Britain voted through the document at Esa's council last week, but only after two red lines were respected.

The first concerned job discrimination within Esa. UK nationals cannot be prevented from working on EU-funded projects at the agency, except where the work relates to the most sensitive security aspects of those projects.

And the second red line touched on intellectual property developed through R&D at Esa. If the EU wants primacy over that IP, it must state its interest right at the outset of a project. The UK does not want to fund innovations which it is then prevented from exploiting.

There's a danger that security exclusions, and how tightly they are drawn, could become an area of increasing friction between the UK and the EU.

If already sour relations deteriorate further, it's not impossible that we could see future British directors at Esa being asked to "step out of the room" when sensitive security matters of interest to the EU are being discussed.
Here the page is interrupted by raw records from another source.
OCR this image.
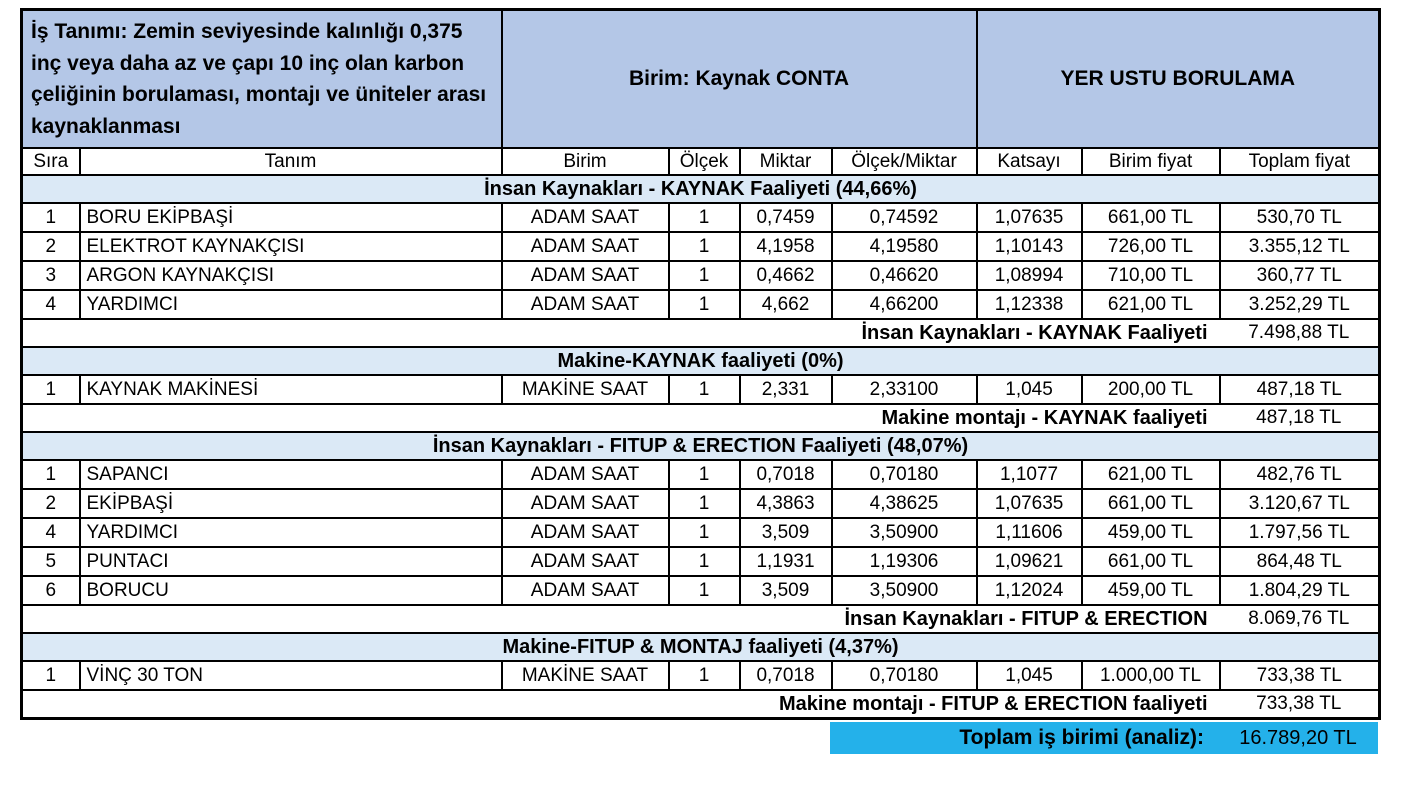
İş Tanımı: Zemin seviyesinde kalınlığı 0,375 inç veya daha az ve çapı 10 inç olan karbon çeliğinin borulaması, montajı ve üniteler arası kaynaklanması		Birim: Kaynak CONTA				YER USTU BORULAMA		
Sıra	Tanım	Birim	Ölçek	Miktar	Ölçek/Miktar	Katsayı	Birim fiyat	Toplam fiyat
İnsan Kaynakları - KAYNAK Faaliyeti (44,66%)								
1	BORU EKİPBAŞİ	ADAM SAAT	1	0,7459	0,74592	1,07635	661,00 TL	530,70 TL
2	ELEKTROT KAYNAKÇISI	ADAM SAAT	1	4,1958	4,19580	1,10143	726,00 TL	3.355,12 TL
3	ARGON KAYNAKÇISI	ADAM SAAT	1	0,4662	0,46620	1,08994	710,00 TL	360,77 TL
4	YARDIMCI	ADAM SAAT	1	4,662	4,66200	1,12338	621,00 TL	3.252,29 TL
İnsan Kaynakları - KAYNAK Faaliyeti								7.498,88 TL
Makine-KAYNAK faaliyeti (0%)								
1	KAYNAK MAKİNESİ	MAKİNE SAAT	1	2,331	2,33100	1,045	200,00 TL	487,18 TL
Makine montajı - KAYNAK faaliyeti								487,18 TL
İnsan Kaynakları - FITUP & ERECTION Faaliyeti (48,07%)								
1	SAPANCI	ADAM SAAT	1	0,7018	0,70180	1,1077	621,00 TL	482,76 TL
2	EKİPBAŞİ	ADAM SAAT	1	4,3863	4,38625	1,07635	661,00 TL	3.120,67 TL
4	YARDIMCI	ADAM SAAT	1	3,509	3,50900	1,11606	459,00 TL	1.797,56 TL
5	PUNTACI	ADAM SAAT	1	1,1931	1,19306	1,09621	661,00 TL	864,48 TL
6	BORUCU	ADAM SAAT	1	3,509	3,50900	1,12024	459,00 TL	1.804,29 TL
İnsan Kaynakları - FITUP & ERECTION								8.069,76 TL
Makine-FITUP & MONTAJ faaliyeti (4,37%)								
1	VİNÇ 30 TON	MAKİNE SAAT	1	0,7018	0,70180	1,045	1.000,00 TL	733,38 TL
Makine montajı - FITUP & ERECTION faaliyeti								733,38 TL
Toplam iş birimi (analiz):	16.789,20 TL
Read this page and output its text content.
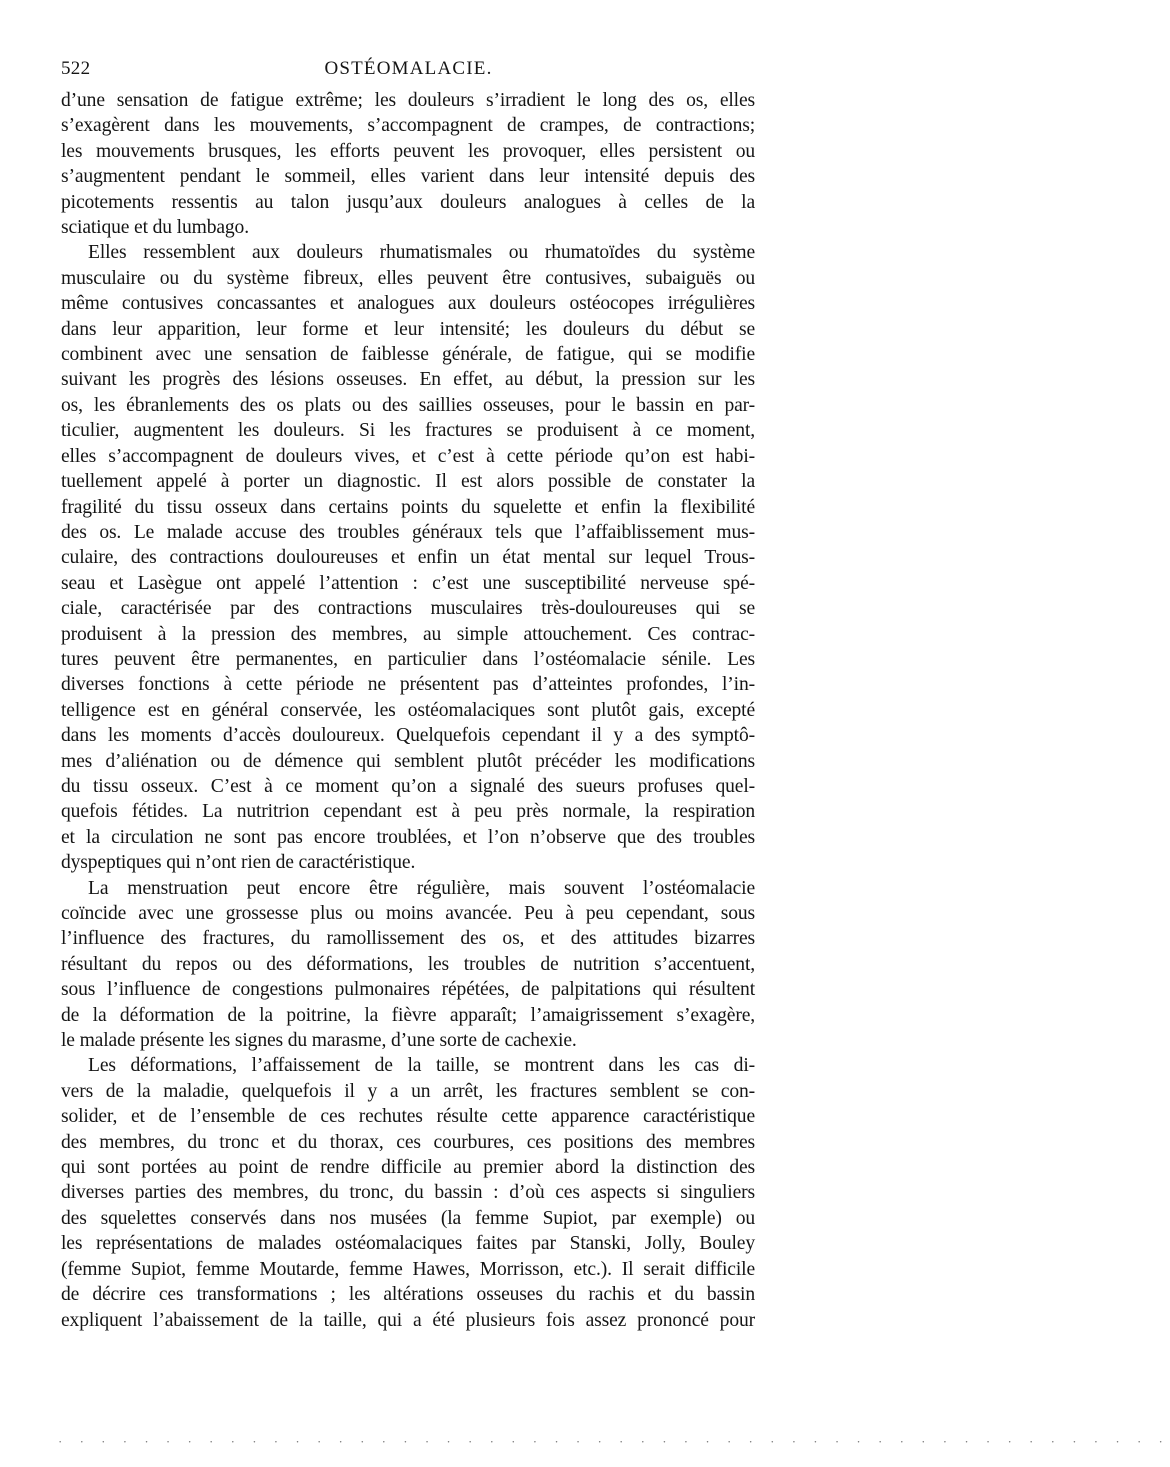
522	OSTÉOMALACIE.
d’une sensation de fatigue extrême; les douleurs s’irradient le long des os, elles
s’exagèrent dans les mouvements, s’accompagnent de crampes, de contractions;
les mouvements brusques, les efforts peuvent les provoquer, elles persistent ou
s’augmentent pendant le sommeil, elles varient dans leur intensité depuis des
picotements ressentis au talon jusqu’aux douleurs analogues à celles de la
sciatique et du lumbago.
Elles ressemblent aux douleurs rhumatismales ou rhumatoïdes du système
musculaire ou du système fibreux, elles peuvent être contusives, subaiguës ou
même contusives concassantes et analogues aux douleurs ostéocopes irrégulières
dans leur apparition, leur forme et leur intensité; les douleurs du début se
combinent avec une sensation de faiblesse générale, de fatigue, qui se modifie
suivant les progrès des lésions osseuses. En effet, au début, la pression sur les
os, les ébranlements des os plats ou des saillies osseuses, pour le bassin en par-
ticulier, augmentent les douleurs. Si les fractures se produisent à ce moment,
elles s’accompagnent de douleurs vives, et c’est à cette période qu’on est habi-
tuellement appelé à porter un diagnostic. Il est alors possible de constater la
fragilité du tissu osseux dans certains points du squelette et enfin la flexibilité
des os. Le malade accuse des troubles généraux tels que l’affaiblissement mus-
culaire, des contractions douloureuses et enfin un état mental sur lequel Trous-
seau et Lasègue ont appelé l’attention : c’est une susceptibilité nerveuse spé-
ciale, caractérisée par des contractions musculaires très-douloureuses qui se
produisent à la pression des membres, au simple attouchement. Ces contrac-
tures peuvent être permanentes, en particulier dans l’ostéomalacie sénile. Les
diverses fonctions à cette période ne présentent pas d’atteintes profondes, l’in-
telligence est en général conservée, les ostéomalaciques sont plutôt gais, excepté
dans les moments d’accès douloureux. Quelquefois cependant il y a des symptô-
mes d’aliénation ou de démence qui semblent plutôt précéder les modifications
du tissu osseux. C’est à ce moment qu’on a signalé des sueurs profuses quel-
quefois fétides. La nutritrion cependant est à peu près normale, la respiration
et la circulation ne sont pas encore troublées, et l’on n’observe que des troubles
dyspeptiques qui n’ont rien de caractéristique.
La menstruation peut encore être régulière, mais souvent l’ostéomalacie
coïncide avec une grossesse plus ou moins avancée. Peu à peu cependant, sous
l’influence des fractures, du ramollissement des os, et des attitudes bizarres
résultant du repos ou des déformations, les troubles de nutrition s’accentuent,
sous l’influence de congestions pulmonaires répétées, de palpitations qui résultent
de la déformation de la poitrine, la fièvre apparaît; l’amaigrissement s’exagère,
le malade présente les signes du marasme, d’une sorte de cachexie.
Les déformations, l’affaissement de la taille, se montrent dans les cas di-
vers de la maladie, quelquefois il y a un arrêt, les fractures semblent se con-
solider, et de l’ensemble de ces rechutes résulte cette apparence caractéristique
des membres, du tronc et du thorax, ces courbures, ces positions des membres
qui sont portées au point de rendre difficile au premier abord la distinction des
diverses parties des membres, du tronc, du bassin : d’où ces aspects si singuliers
des squelettes conservés dans nos musées (la femme Supiot, par exemple) ou
les représentations de malades ostéomalaciques faites par Stanski, Jolly, Bouley
(femme Supiot, femme Moutarde, femme Hawes, Morrisson, etc.). Il serait difficile
de décrire ces transformations ; les altérations osseuses du rachis et du bassin
expliquent l’abaissement de la taille, qui a été plusieurs fois assez prononcé pour
· · · · · · · · · · · · · · · · · · · · · · · · · · · · · · · · · · · · · · · · · · · · · · · · · · · ·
Much will depend on the protocols now being developed by the EU and the UK as part of their beyond-Brexit relationship.

Britain wishes to continue participation in some EU programmes, including Copernicus and the science research framework known as HorizonEU, which includes a number of space-related activities.

The size of the UK's "subscription" to these programmes has been set, but the fine detail of governance has not.

It is, however, vital to both sides that talks reach a satisfactory outcome.

Taking Copernicus as an example. The EU needs the UK's expected subscription of about €800m up to 2027 in order to fully implement plans for six new Earth observation satellite systems. And the UK, which does not possess a sovereign, multi-sensor satellite fleet of its own, can ill afford to be locked out of a capability it helped develop and fund in the years that it was an EU member.